Limit the number of administrator or privileged accounts to the bare minimum. No one should have administrator privileges for day-to-day tasks. Giving the privileges that admin accounts have, it will make it easier for cybercriminals to take over the device or install a ransomware.

7. Regularly backup your critical resources

Backup all systems, applications, servers and data to make sure that even if an incident occurs, all important information can still be recovered. It is important to regularly test those backups to confirm that they can actually be used if needed, after an incident.

8. Control software installation on corporate devices by establishing a list of allowed software

A collaborator looking for a specific software and with little to no knowledge about cybersecurity is less likely to second guess the offers found on the internet. It is thus important to make sure that all downloaded software is approved by the IT Responsible from a security and performance point of view. In addition, the IT Responsible can establish a whitelisting: a list of software that collaborators are allowed to install on their corporate devices.
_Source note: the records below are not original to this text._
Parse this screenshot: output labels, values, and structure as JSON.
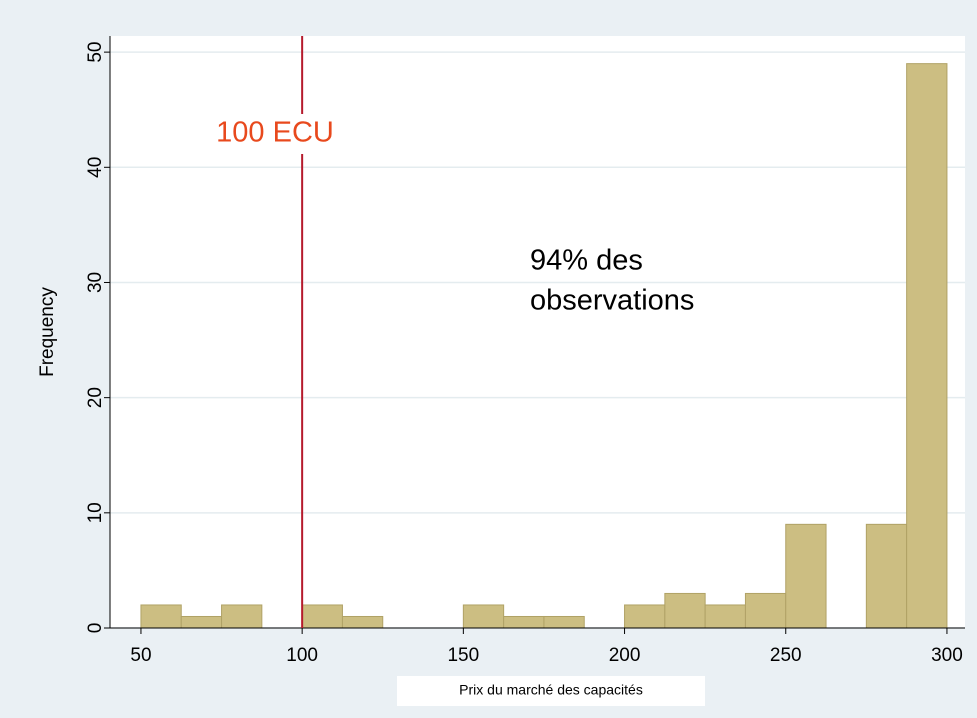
{
  "chart_data": {
    "type": "histogram",
    "x_label": "Prix du marché des capacités",
    "y_label": "Frequency",
    "bins": [
      50,
      62.5,
      75,
      87.5,
      100,
      112.5,
      125,
      137.5,
      150,
      162.5,
      175,
      187.5,
      200,
      212.5,
      225,
      237.5,
      250,
      262.5,
      275,
      287.5,
      300
    ],
    "values": [
      2,
      1,
      2,
      0,
      2,
      1,
      0,
      0,
      2,
      1,
      1,
      0,
      2,
      3,
      2,
      3,
      9,
      0,
      9,
      49
    ],
    "color": "#ccbe82",
    "xlim": [
      40.4,
      305.6
    ],
    "ylim": [
      0,
      51.4
    ],
    "xticks": [
      50,
      100,
      150,
      200,
      250,
      300
    ],
    "yticks": [
      0,
      10,
      20,
      30,
      40,
      50
    ],
    "grid": true,
    "xline": 100,
    "xline_color": "#b51a2c",
    "annotations": [
      {
        "lines": [
          "100 ECU"
        ],
        "color": "#e8491d"
      },
      {
        "lines": [
          "94% des",
          "observations"
        ],
        "color": "#000000"
      }
    ]
  }
}
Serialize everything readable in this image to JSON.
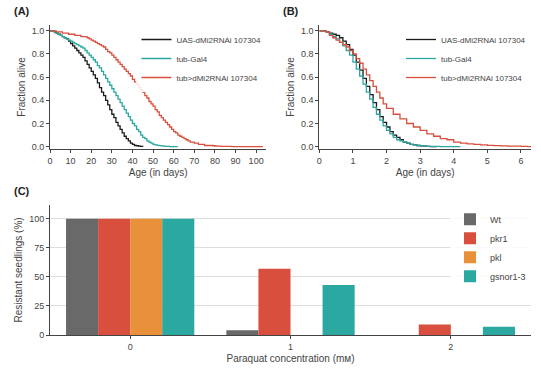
{
  "chart_data": [
    {
      "type": "step",
      "title": "(A)",
      "xlabel": "Age (in days)",
      "ylabel": "Fraction alive",
      "xlim": [
        0,
        105
      ],
      "ylim": [
        -0.02,
        1.05
      ],
      "xticks": [
        0,
        10,
        20,
        30,
        40,
        50,
        60,
        70,
        80,
        90,
        100
      ],
      "yticks": [
        {
          "value": 0,
          "label": "0.0"
        },
        0.2,
        0.4,
        0.6,
        0.8,
        {
          "value": 1,
          "label": "1.0"
        }
      ],
      "grid": false,
      "legend": "upper right",
      "series": [
        {
          "name": "UAS-dMi2RNAi 107304",
          "color": "#1a1a1a",
          "x": [
            0,
            1,
            2,
            3,
            4,
            5,
            6,
            7,
            8,
            9,
            10,
            11,
            12,
            13,
            14,
            15,
            16,
            17,
            18,
            19,
            20,
            21,
            22,
            23,
            24,
            25,
            26,
            27,
            28,
            29,
            30,
            31,
            32,
            33,
            34,
            35,
            36,
            37,
            38,
            39,
            40,
            41,
            42,
            43,
            44,
            45
          ],
          "values": [
            1.0,
            1.0,
            0.99,
            0.98,
            0.97,
            0.96,
            0.95,
            0.94,
            0.93,
            0.91,
            0.89,
            0.87,
            0.85,
            0.83,
            0.81,
            0.79,
            0.77,
            0.74,
            0.71,
            0.68,
            0.65,
            0.62,
            0.59,
            0.55,
            0.51,
            0.47,
            0.44,
            0.4,
            0.36,
            0.32,
            0.28,
            0.25,
            0.21,
            0.18,
            0.15,
            0.12,
            0.09,
            0.07,
            0.05,
            0.03,
            0.02,
            0.01,
            0.008,
            0.004,
            0.002,
            0.0
          ]
        },
        {
          "name": "tub-Gal4",
          "color": "#2ba8a0",
          "x": [
            0,
            1,
            2,
            3,
            4,
            5,
            6,
            7,
            8,
            9,
            10,
            11,
            12,
            13,
            14,
            15,
            16,
            17,
            18,
            19,
            20,
            21,
            22,
            23,
            24,
            25,
            26,
            27,
            28,
            29,
            30,
            31,
            32,
            33,
            34,
            35,
            36,
            37,
            38,
            39,
            40,
            41,
            42,
            43,
            44,
            45,
            46,
            47,
            48,
            49,
            50,
            51,
            52,
            53,
            54,
            55,
            56,
            57,
            58,
            59,
            60,
            61,
            62
          ],
          "values": [
            1.0,
            1.0,
            0.99,
            0.98,
            0.97,
            0.96,
            0.95,
            0.94,
            0.93,
            0.92,
            0.91,
            0.9,
            0.89,
            0.88,
            0.87,
            0.86,
            0.85,
            0.83,
            0.81,
            0.79,
            0.77,
            0.75,
            0.73,
            0.7,
            0.68,
            0.65,
            0.62,
            0.59,
            0.56,
            0.53,
            0.5,
            0.47,
            0.44,
            0.41,
            0.38,
            0.35,
            0.32,
            0.29,
            0.26,
            0.23,
            0.2,
            0.18,
            0.15,
            0.13,
            0.1,
            0.08,
            0.07,
            0.05,
            0.04,
            0.03,
            0.02,
            0.015,
            0.012,
            0.009,
            0.007,
            0.005,
            0.003,
            0.002,
            0.001,
            0.001,
            0.0,
            0.0,
            0.0
          ]
        },
        {
          "name": "tub>dMi2RNAi 107304",
          "color": "#d94f3d",
          "x": [
            0,
            1,
            2,
            3,
            4,
            5,
            6,
            7,
            8,
            9,
            10,
            11,
            12,
            13,
            14,
            15,
            16,
            17,
            18,
            19,
            20,
            21,
            22,
            23,
            24,
            25,
            26,
            27,
            28,
            29,
            30,
            31,
            32,
            33,
            34,
            35,
            36,
            37,
            38,
            39,
            40,
            41,
            42,
            43,
            44,
            45,
            46,
            47,
            48,
            49,
            50,
            51,
            52,
            53,
            54,
            55,
            56,
            57,
            58,
            59,
            60,
            61,
            62,
            63,
            64,
            65,
            66,
            67,
            68,
            69,
            70,
            71,
            72,
            73,
            74,
            75,
            76,
            77,
            78,
            79,
            80,
            81,
            82,
            83,
            84,
            85,
            86,
            87,
            88,
            89,
            90,
            91,
            92,
            93,
            94,
            95,
            96,
            97,
            98,
            99,
            100,
            101,
            102,
            103
          ],
          "values": [
            1.0,
            1.0,
            1.0,
            0.99,
            0.99,
            0.99,
            0.98,
            0.98,
            0.98,
            0.97,
            0.97,
            0.97,
            0.96,
            0.96,
            0.96,
            0.95,
            0.95,
            0.95,
            0.94,
            0.93,
            0.92,
            0.91,
            0.9,
            0.89,
            0.88,
            0.87,
            0.86,
            0.84,
            0.82,
            0.81,
            0.79,
            0.77,
            0.75,
            0.73,
            0.71,
            0.69,
            0.67,
            0.65,
            0.63,
            0.61,
            0.58,
            0.56,
            0.54,
            0.51,
            0.49,
            0.47,
            0.44,
            0.42,
            0.39,
            0.37,
            0.35,
            0.32,
            0.3,
            0.27,
            0.25,
            0.23,
            0.21,
            0.19,
            0.17,
            0.15,
            0.13,
            0.12,
            0.1,
            0.09,
            0.08,
            0.07,
            0.06,
            0.05,
            0.04,
            0.04,
            0.03,
            0.03,
            0.02,
            0.02,
            0.02,
            0.01,
            0.01,
            0.01,
            0.01,
            0.008,
            0.006,
            0.005,
            0.004,
            0.003,
            0.003,
            0.002,
            0.002,
            0.002,
            0.001,
            0.001,
            0.001,
            0.001,
            0.001,
            0.001,
            0.001,
            0.001,
            0.001,
            0.001,
            0.001,
            0.001,
            0.001,
            0.001,
            0.001,
            0.0
          ]
        }
      ]
    },
    {
      "type": "step",
      "title": "(B)",
      "xlabel": "Age (in days)",
      "ylabel": "Fraction alive",
      "xlim": [
        0,
        6.3
      ],
      "ylim": [
        -0.02,
        1.05
      ],
      "xticks": [
        0,
        1,
        2,
        3,
        4,
        5,
        6
      ],
      "yticks": [
        {
          "value": 0,
          "label": "0.0"
        },
        0.2,
        0.4,
        0.6,
        0.8,
        {
          "value": 1,
          "label": "1.0"
        }
      ],
      "grid": false,
      "legend": "upper right",
      "series": [
        {
          "name": "UAS-dMi2RNAi 107304",
          "color": "#1a1a1a",
          "x": [
            0,
            0.1,
            0.2,
            0.3,
            0.4,
            0.5,
            0.6,
            0.7,
            0.8,
            0.9,
            1.0,
            1.1,
            1.2,
            1.3,
            1.4,
            1.5,
            1.6,
            1.7,
            1.8,
            1.9,
            2.0,
            2.1,
            2.2,
            2.3,
            2.4,
            2.5,
            2.6,
            2.7,
            2.8,
            2.9,
            3.0,
            3.1,
            3.2,
            3.3,
            3.5
          ],
          "values": [
            1.0,
            1.0,
            0.99,
            0.98,
            0.97,
            0.96,
            0.94,
            0.91,
            0.88,
            0.84,
            0.79,
            0.73,
            0.66,
            0.59,
            0.52,
            0.45,
            0.38,
            0.32,
            0.26,
            0.21,
            0.17,
            0.13,
            0.1,
            0.08,
            0.06,
            0.04,
            0.03,
            0.02,
            0.015,
            0.01,
            0.007,
            0.005,
            0.003,
            0.001,
            0.0
          ]
        },
        {
          "name": "tub-Gal4",
          "color": "#2ba8a0",
          "x": [
            0,
            0.1,
            0.2,
            0.3,
            0.4,
            0.5,
            0.6,
            0.7,
            0.8,
            0.9,
            1.0,
            1.1,
            1.2,
            1.3,
            1.4,
            1.5,
            1.6,
            1.7,
            1.8,
            1.9,
            2.0,
            2.1,
            2.2,
            2.3,
            2.4,
            2.5,
            2.6,
            2.7,
            2.8,
            2.9,
            3.0,
            3.1,
            3.2,
            3.4,
            3.6,
            3.8,
            4.0,
            4.1,
            4.2
          ],
          "values": [
            1.0,
            1.0,
            0.99,
            0.97,
            0.95,
            0.93,
            0.9,
            0.87,
            0.83,
            0.79,
            0.73,
            0.67,
            0.61,
            0.54,
            0.47,
            0.41,
            0.34,
            0.28,
            0.23,
            0.18,
            0.14,
            0.11,
            0.08,
            0.06,
            0.05,
            0.04,
            0.03,
            0.02,
            0.015,
            0.01,
            0.008,
            0.005,
            0.003,
            0.002,
            0.001,
            0.001,
            0.001,
            0.0,
            0.0
          ]
        },
        {
          "name": "tub>dMi2RNAi 107304",
          "color": "#d94f3d",
          "x": [
            0,
            0.1,
            0.2,
            0.3,
            0.4,
            0.5,
            0.6,
            0.7,
            0.8,
            0.9,
            1.0,
            1.1,
            1.2,
            1.3,
            1.4,
            1.5,
            1.6,
            1.7,
            1.8,
            1.9,
            2.0,
            2.2,
            2.4,
            2.6,
            2.8,
            3.0,
            3.2,
            3.4,
            3.6,
            3.8,
            4.0,
            4.2,
            4.4,
            4.6,
            4.8,
            5.0,
            5.2,
            5.4,
            5.6,
            5.8,
            6.0,
            6.1,
            6.2,
            6.3
          ],
          "values": [
            1.0,
            1.0,
            0.99,
            0.96,
            0.94,
            0.92,
            0.9,
            0.88,
            0.86,
            0.83,
            0.8,
            0.76,
            0.72,
            0.67,
            0.62,
            0.57,
            0.52,
            0.47,
            0.42,
            0.37,
            0.33,
            0.28,
            0.24,
            0.2,
            0.17,
            0.14,
            0.11,
            0.09,
            0.07,
            0.06,
            0.04,
            0.03,
            0.025,
            0.02,
            0.015,
            0.012,
            0.009,
            0.007,
            0.005,
            0.004,
            0.003,
            0.002,
            0.001,
            0.0
          ]
        }
      ]
    },
    {
      "type": "bar",
      "title": "(C)",
      "xlabel": "Paraquat concentration (mм)",
      "ylabel": "Resistant seedlings (%)",
      "categories": [
        "0",
        "1",
        "2"
      ],
      "ylim": [
        0,
        112
      ],
      "yticks": [
        0,
        25,
        50,
        75,
        100
      ],
      "grid": true,
      "legend": "upper right",
      "series": [
        {
          "name": "Wt",
          "color": "#696969",
          "values": [
            100,
            4,
            0
          ]
        },
        {
          "name": "pkr1",
          "color": "#d94f3d",
          "values": [
            100,
            57,
            9
          ]
        },
        {
          "name": "pkl",
          "color": "#e8913a",
          "values": [
            100,
            0,
            0
          ]
        },
        {
          "name": "gsnor1-3",
          "color": "#2ba8a0",
          "values": [
            100,
            43,
            7
          ]
        }
      ]
    }
  ]
}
What to do if your device gets infected with a ransomware?

  1. Report the incident immediately to your IT responsible
  2. Isolate the infected resources from the network to prevent the ransomware from spreading even more
  3. Do not pay the ransom
  4. Set up a separated communication channel
  5. Set up a crisis management team
  6. Immediately report the incident to the local police.
  7. Gather all the necessary information: the type of support for the data, the operating system, the infection mode, the name of the ransomware, the mean of payment, and if possible, screenshots of the infected systems.
  8. Change all the passwords that were given (if any) on all the accounts they are being used.
  9. Scan your devices with an antivirus
  10. Identify all the vulnerabilities that were used to get access and remediate them as soon as possible.
  11. Try to decrypt the encrypted files if a solution exists (the website Accueil | The No More Ransom Project gives decrypting solutions that can be helpful)
  12. If needed, contact official (external) security specialists that can help you get your resources back through decryption.

Paying the ransom is not recommended as it does not guarantee to solve the ongoing problem. In addition, it makes ransomware profitable which can convince cybercriminals to keep on pursuing this malicious activity.

The aim of this content is to share and raise awareness of good cyber security practice. 
Some of this advice may apply differently depending on the context of your organisation.
Always comply with the policy and instructions in force in your organisation.
If in doubt, always ask your IT manager for advice first.